Two weeks ago, I had a chat on WVIK with David Millage, former Iowa state representative and chair of the Scott County Republican Party. He had recently resigned his chairmanship in the wake of criticism after calling for President Trump’s impeachment.
The criticism was sharp and personal; even coming from friends he had made in a lifetime of service to the G.O.P. He was not alone. Those in Congress who voted for Trump’s impeachment or conviction have also been roundly rebuked or subject to formal party censure.
A comment from David Bell, a county official in Pennsylvania who castigated Sen. Pat Toomey for voting for impeachment, was telling: "We did not send him there to vote his conscience. We did not send him there to do the right thing or whatever he said he was doing. We sent him there to represent us."
That "us" is to be found, not only in the various groups that make up Trump’s base, but also in the formal structure of the party, from city and county level to state and national. How did the Grand Old Party become the Trump Party? The transition from G.O.P. to T.P. has flummoxed old-line Republican stalwarts who now question their future association.
Polls measuring approval of the former president remain high in spite of his scandalous incitement to insurrection. It is hard to imagine a more impeachable crime. Even after voting for acquittal, Senate Minority Leader Mitch McConnell was scathing in denouncing Trump for his actions, but the response to his and others' condemnations has made barely a ripple in the ratings.
There is still a sizable number of voters who continue to believe in the Big Lie about the election being stolen. No one familiar with the process can possibly buy into such a fable. At every step of the process, in every precinct, representatives of both parties were close observers and, apart from a few minor glitches, nothing illegal or fraudulent has been found.
Trump's reaction is understandable. He cannot stand being a "loser." He has suffered many losses in his career, but has always found a way to interpret them as wins. This one was too public and verifiable to explain away, so he simply lied, over and over again. His ego is too fragile for him to be seen as anything other than a "killer," his father’s term for someone who always prevails.
But how to explain why most of the 74 million who voted for him accepted such a fantasy as fact? Why is their adherence to him almost religious in its fervor? Will the Republican Party be able to recover its standing as the sober, conservative anchor of our democracy or will it reshape itself as the voice of white autocratic nationalism?
In our conversation, Millage reminded me of many Illinois Republican senators I served with from 1972 to 1980: solid, responsible and reasonable. I differed with them from time to time, but was able to vote with them in committee and in session when we agreed, and had support for some of my bills from some of the most conservative.
But the contemporary Republican Party has been changed from top to bottom. It has left some of its most prominent and effective members alarmed and isolated. Is this what they signed on for?

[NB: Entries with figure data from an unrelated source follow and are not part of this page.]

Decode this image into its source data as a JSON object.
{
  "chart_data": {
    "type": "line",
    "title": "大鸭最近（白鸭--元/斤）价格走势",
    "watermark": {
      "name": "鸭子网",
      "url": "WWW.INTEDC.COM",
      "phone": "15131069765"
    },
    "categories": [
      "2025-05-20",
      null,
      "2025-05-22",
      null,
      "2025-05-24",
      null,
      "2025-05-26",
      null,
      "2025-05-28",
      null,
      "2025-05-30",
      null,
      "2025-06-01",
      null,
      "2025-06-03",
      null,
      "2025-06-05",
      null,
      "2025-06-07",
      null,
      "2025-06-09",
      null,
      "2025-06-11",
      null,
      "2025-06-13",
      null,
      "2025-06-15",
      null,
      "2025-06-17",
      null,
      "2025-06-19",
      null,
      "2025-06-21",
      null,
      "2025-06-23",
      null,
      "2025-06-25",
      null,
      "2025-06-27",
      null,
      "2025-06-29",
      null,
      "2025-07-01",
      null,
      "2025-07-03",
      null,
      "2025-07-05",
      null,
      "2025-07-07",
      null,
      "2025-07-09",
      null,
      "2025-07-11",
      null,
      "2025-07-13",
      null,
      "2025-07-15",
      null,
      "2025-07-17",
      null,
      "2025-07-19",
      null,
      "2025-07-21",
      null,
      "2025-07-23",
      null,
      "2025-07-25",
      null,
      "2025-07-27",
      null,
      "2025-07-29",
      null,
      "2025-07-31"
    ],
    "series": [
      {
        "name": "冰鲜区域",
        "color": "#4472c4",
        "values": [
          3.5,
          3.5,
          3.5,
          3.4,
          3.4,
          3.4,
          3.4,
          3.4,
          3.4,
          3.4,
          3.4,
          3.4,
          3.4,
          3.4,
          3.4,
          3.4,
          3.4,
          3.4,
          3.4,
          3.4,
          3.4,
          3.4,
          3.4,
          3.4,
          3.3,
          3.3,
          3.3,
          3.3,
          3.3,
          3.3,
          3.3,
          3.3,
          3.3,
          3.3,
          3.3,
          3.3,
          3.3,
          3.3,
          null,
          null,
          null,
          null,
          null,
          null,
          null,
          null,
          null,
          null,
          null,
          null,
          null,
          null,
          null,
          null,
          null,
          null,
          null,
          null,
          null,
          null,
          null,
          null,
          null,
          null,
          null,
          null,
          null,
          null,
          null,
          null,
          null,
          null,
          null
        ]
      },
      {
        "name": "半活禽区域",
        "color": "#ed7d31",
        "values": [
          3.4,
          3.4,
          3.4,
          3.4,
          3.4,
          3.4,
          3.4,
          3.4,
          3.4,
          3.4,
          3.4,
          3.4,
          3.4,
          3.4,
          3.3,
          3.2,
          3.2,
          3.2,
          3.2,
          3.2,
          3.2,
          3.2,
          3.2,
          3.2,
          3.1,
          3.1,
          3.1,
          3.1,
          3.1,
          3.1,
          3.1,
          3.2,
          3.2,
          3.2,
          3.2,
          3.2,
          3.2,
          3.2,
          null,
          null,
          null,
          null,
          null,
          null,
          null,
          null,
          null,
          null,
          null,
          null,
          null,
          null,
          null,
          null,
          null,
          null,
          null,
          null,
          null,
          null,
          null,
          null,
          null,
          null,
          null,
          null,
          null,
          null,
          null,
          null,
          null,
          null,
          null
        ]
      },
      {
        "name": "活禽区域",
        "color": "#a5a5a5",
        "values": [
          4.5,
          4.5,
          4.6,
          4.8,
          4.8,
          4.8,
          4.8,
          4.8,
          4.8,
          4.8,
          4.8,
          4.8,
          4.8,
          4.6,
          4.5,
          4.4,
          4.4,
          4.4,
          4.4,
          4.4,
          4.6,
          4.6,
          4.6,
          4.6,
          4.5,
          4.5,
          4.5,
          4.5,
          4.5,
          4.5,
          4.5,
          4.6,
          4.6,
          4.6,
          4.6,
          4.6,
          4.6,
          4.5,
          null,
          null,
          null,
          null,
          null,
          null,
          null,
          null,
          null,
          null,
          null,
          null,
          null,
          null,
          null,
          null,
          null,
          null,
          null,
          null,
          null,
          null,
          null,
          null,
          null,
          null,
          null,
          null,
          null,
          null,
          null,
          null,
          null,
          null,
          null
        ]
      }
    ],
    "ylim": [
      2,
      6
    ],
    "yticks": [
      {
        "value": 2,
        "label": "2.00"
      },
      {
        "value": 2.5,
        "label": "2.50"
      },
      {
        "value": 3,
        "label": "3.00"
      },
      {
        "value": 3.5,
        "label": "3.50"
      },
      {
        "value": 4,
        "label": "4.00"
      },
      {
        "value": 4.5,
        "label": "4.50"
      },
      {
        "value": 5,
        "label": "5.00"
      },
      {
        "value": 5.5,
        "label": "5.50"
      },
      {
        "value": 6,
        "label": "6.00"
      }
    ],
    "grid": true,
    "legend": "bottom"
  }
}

You have only to look at Iowa to gauge the contrast. It is one of 17 states wholly under Republican control, something that was achieved as part of Charles Koch’s drive to reshape government. Furious at having to pay huge fines for pollution, he set out to move the country back to the kind of autocracy we experienced over a century ago, enlisting his wealthy friends to finance amenable candidates at every level of government. Iowa is one of his most recent acquisitions.
Koch was no fan of Trump, but accepted him as someone who would give the wealthy a tax break and subvert government, especially the pesky Environmental Protection Agency which had cost him so much money. At the same time, evangelical leaders such as Pat Robertson and Jerry Falwell, nervous about protecting their IRS charitable tax exemptions, stirred their followers to become politically active and quickly made common cause with Koch’s allies.
Add to these unusual bedfellows, the Tea Party (another beneficiary of Koch’s largesse) and the various domestic terrorist groups that multiplied during the Obama presidency, and you have the core of a very different Republican Party. Traditional Republicans voted with them; it remains to be seen what they will do in the future.
It will also be interesting to see what happens in Iowa. The Legislature, like Koch, accepted candidate Trump, but has gone beyond its sponsor in devotion, dedicated to limiting voting, restricting abortion, aiding private schools, and refusing to wear face masks. Gov. Kim Reynolds, mimicking Trumpian behavior, has been hesitant and erratic is dealing with the pandemic, earning such snarky titles as "Covid Kim" and "the Kim Reaper."
"Country Club" Republican rule has yielded to discontented and angry populists in Rock Island and "Iowa nice" Scott County. How long will it take them to realize that the T.P. may serve their anger and fears, but not their needs?